In the run up to the EU referendum in the UK today (Thursday, June 23), the CEA (Construction Equipment Association) surveyed its members on their position should the UK stay or should the UK leave the EU?
Of those expressing a view: 63% supported the Remain camp; and 11% sided with the ‘Leave’ option. However, over a quarter (26%) of respondents recorded an ‘Undecided’ on their corporate position.
The CEA Brexit survey results are similar to a poll of its members by the EEF, the manufacturer’s organization, in which 61% were pro-EU membership, 5% against and 24% undecided or with no corporate position.
A similar survey conducted among participants at the Plantworx exhibition suggests support is holding within the industry for the Remain campaign. The results suggest that support is strongest at a company policy level, with 48% favoring remaining within the EU, compared with 26% in favor of leaving. In comparison, when asked for a personal opinion, the margin is narrower, with 52% in favour of maintaining membership, while 42% are in favor of leaving.
At the recent Construction Productivity Forum in London on June 8, a ‘show of hands’ was asked for on the subject of the EU Referendum. Among an audience of approximately 100, the vast majority showed support for remaining in the EU, with only three declaring support for the Leave campaign.

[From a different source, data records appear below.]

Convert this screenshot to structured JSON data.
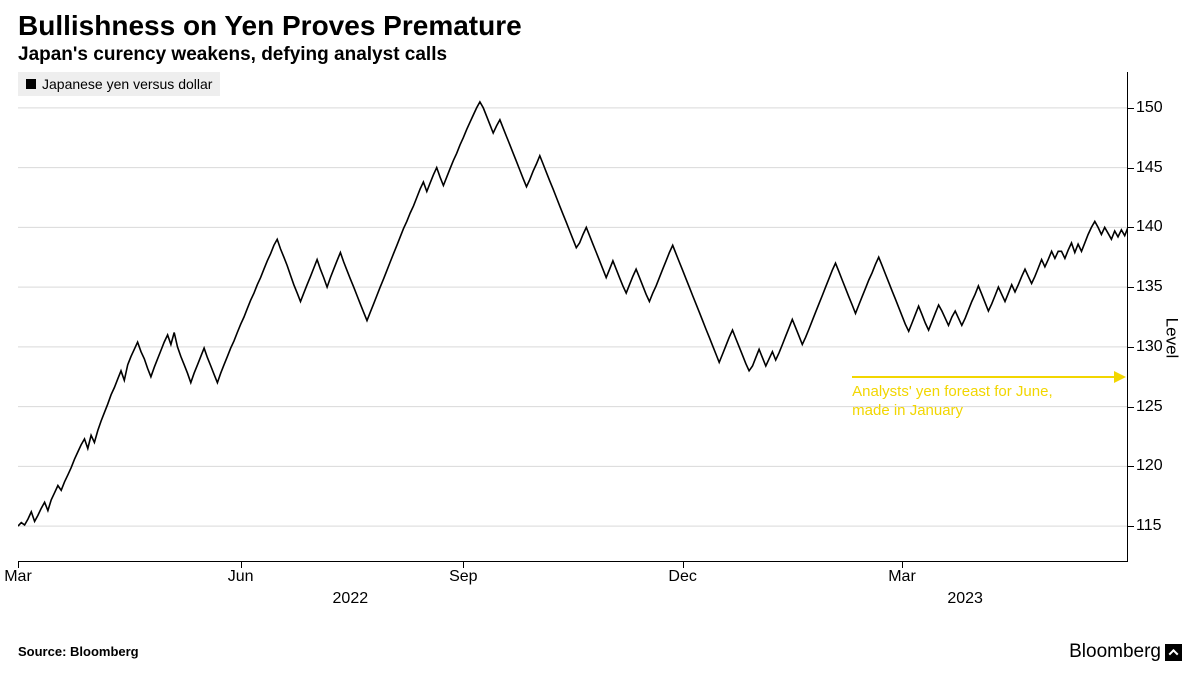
{
  "title": "Bullishness on Yen Proves Premature",
  "subtitle": "Japan's curency weakens, defying analyst calls",
  "legend": {
    "label": "Japanese yen versus dollar",
    "swatch_color": "#000000"
  },
  "source": "Source: Bloomberg",
  "brand": "Bloomberg",
  "annotation": {
    "text_line1": "Analysts' yen foreast for June,",
    "text_line2": "made in January",
    "color": "#f2d600",
    "arrow_y_value": 127.5
  },
  "chart": {
    "type": "line",
    "line_color": "#000000",
    "line_width": 1.6,
    "background_color": "#ffffff",
    "grid_color": "#d9d9d9",
    "y_axis": {
      "label": "Level",
      "min": 112,
      "max": 153,
      "ticks": [
        115,
        120,
        125,
        130,
        135,
        140,
        145,
        150
      ]
    },
    "x_axis": {
      "ticks": [
        {
          "i": 0,
          "label": "Mar",
          "level": 1
        },
        {
          "i": 67,
          "label": "Jun",
          "level": 1
        },
        {
          "i": 100,
          "label": "2022",
          "level": 2
        },
        {
          "i": 134,
          "label": "Sep",
          "level": 1
        },
        {
          "i": 200,
          "label": "Dec",
          "level": 1
        },
        {
          "i": 266,
          "label": "Mar",
          "level": 1
        },
        {
          "i": 285,
          "label": "2023",
          "level": 2
        }
      ],
      "n_points": 335
    },
    "series": [
      115.0,
      115.3,
      115.1,
      115.6,
      116.2,
      115.4,
      115.9,
      116.5,
      117.0,
      116.3,
      117.2,
      117.8,
      118.4,
      118.0,
      118.7,
      119.3,
      119.9,
      120.6,
      121.2,
      121.8,
      122.3,
      121.5,
      122.6,
      122.0,
      123.0,
      123.8,
      124.5,
      125.2,
      126.0,
      126.6,
      127.3,
      128.0,
      127.2,
      128.5,
      129.2,
      129.8,
      130.4,
      129.6,
      129.0,
      128.2,
      127.5,
      128.3,
      129.0,
      129.7,
      130.4,
      131.0,
      130.2,
      131.2,
      130.0,
      129.2,
      128.5,
      127.8,
      127.0,
      127.8,
      128.5,
      129.2,
      129.9,
      129.1,
      128.4,
      127.7,
      127.0,
      127.8,
      128.5,
      129.2,
      129.9,
      130.5,
      131.2,
      131.9,
      132.5,
      133.2,
      133.9,
      134.5,
      135.2,
      135.8,
      136.5,
      137.2,
      137.8,
      138.5,
      139.0,
      138.2,
      137.5,
      136.8,
      136.0,
      135.2,
      134.5,
      133.8,
      134.5,
      135.2,
      135.9,
      136.6,
      137.3,
      136.5,
      135.8,
      135.0,
      135.8,
      136.5,
      137.2,
      137.9,
      137.1,
      136.4,
      135.7,
      135.0,
      134.3,
      133.6,
      132.9,
      132.2,
      132.9,
      133.6,
      134.3,
      135.0,
      135.7,
      136.4,
      137.1,
      137.8,
      138.5,
      139.2,
      139.9,
      140.5,
      141.2,
      141.8,
      142.5,
      143.2,
      143.8,
      143.0,
      143.7,
      144.4,
      145.0,
      144.2,
      143.5,
      144.2,
      144.9,
      145.6,
      146.2,
      146.9,
      147.5,
      148.2,
      148.8,
      149.4,
      150.0,
      150.5,
      150.0,
      149.3,
      148.6,
      147.9,
      148.5,
      149.0,
      148.3,
      147.6,
      146.9,
      146.2,
      145.5,
      144.8,
      144.1,
      143.4,
      144.0,
      144.7,
      145.3,
      146.0,
      145.3,
      144.6,
      143.9,
      143.2,
      142.5,
      141.8,
      141.1,
      140.4,
      139.7,
      139.0,
      138.3,
      138.7,
      139.4,
      140.0,
      139.3,
      138.6,
      137.9,
      137.2,
      136.5,
      135.8,
      136.5,
      137.2,
      136.5,
      135.8,
      135.1,
      134.5,
      135.2,
      135.9,
      136.5,
      135.8,
      135.1,
      134.4,
      133.8,
      134.5,
      135.1,
      135.8,
      136.5,
      137.2,
      137.9,
      138.5,
      137.8,
      137.1,
      136.4,
      135.7,
      135.0,
      134.3,
      133.6,
      132.9,
      132.2,
      131.5,
      130.8,
      130.1,
      129.4,
      128.7,
      129.4,
      130.1,
      130.8,
      131.4,
      130.7,
      130.0,
      129.3,
      128.6,
      128.0,
      128.4,
      129.1,
      129.8,
      129.1,
      128.4,
      129.0,
      129.6,
      128.9,
      129.5,
      130.2,
      130.9,
      131.6,
      132.3,
      131.6,
      130.9,
      130.2,
      130.8,
      131.5,
      132.2,
      132.9,
      133.6,
      134.3,
      135.0,
      135.7,
      136.4,
      137.0,
      136.3,
      135.6,
      134.9,
      134.2,
      133.5,
      132.8,
      133.5,
      134.2,
      134.9,
      135.6,
      136.2,
      136.9,
      137.5,
      136.8,
      136.1,
      135.4,
      134.7,
      134.0,
      133.3,
      132.6,
      131.9,
      131.3,
      132.0,
      132.7,
      133.4,
      132.7,
      132.0,
      131.4,
      132.1,
      132.8,
      133.5,
      133.0,
      132.4,
      131.8,
      132.5,
      133.0,
      132.4,
      131.8,
      132.4,
      133.1,
      133.8,
      134.4,
      135.1,
      134.4,
      133.7,
      133.0,
      133.6,
      134.3,
      135.0,
      134.4,
      133.8,
      134.5,
      135.2,
      134.6,
      135.2,
      135.9,
      136.5,
      135.9,
      135.3,
      135.9,
      136.6,
      137.3,
      136.7,
      137.3,
      138.0,
      137.4,
      138.0,
      138.0,
      137.4,
      138.1,
      138.7,
      137.9,
      138.6,
      138.0,
      138.7,
      139.4,
      140.0,
      140.5,
      140.0,
      139.4,
      140.0,
      139.5,
      139.0,
      139.7,
      139.2,
      139.8,
      139.3,
      140.0,
      139.5
    ]
  }
}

CEA chief executive Rob Oliver said, “Now we are into the final countdown for the referendum, it remains clear that a significant majority of the CEA’s members, who have a corporate position, support Remain. However, when individuals are asked the same question, it seems that the response is more Eurosceptic.
“From the CEA’s point of view, we have had a lot of challenges and frustrations over the years working with the European institutions, so we know that the current situation is far from perfect. However, we also know that business confidence thrives on a degree of stability and Britain’s withdrawal from the EU represents a giant leap into uncertainty. The EU market itself, while not buoyant, still remains an important part of the construction equipment sales picture.”
The CEA has conducted some analysis of exports of construction and earthmoving equipment as an issue of relevance to the Brexit referendum. For equipment, this illustrates how exports to EU27 countries have remained stable at approximately £150-£170m (US$220m-US$250m) per quarter across the last three years, while overall exports have declined.
For example, in Jan/Mar 2016 exports to the EU27 were £163m (US$240m), similar to the 2013 quarterly average, and 1% up on Jan/Mar 2015.
During the same period, exports to markets outside of the EU27 have declined significantly. For example, in Jan/Mar 2016 exports to other markets were down 38% on the 2013 quarterly average at £187m (US$275m).
As a result of the stability of exports to the EU27 across the last 3 years, their share of total exports has increased from 35% in 2013 to 47% in Jan/Mar 2016.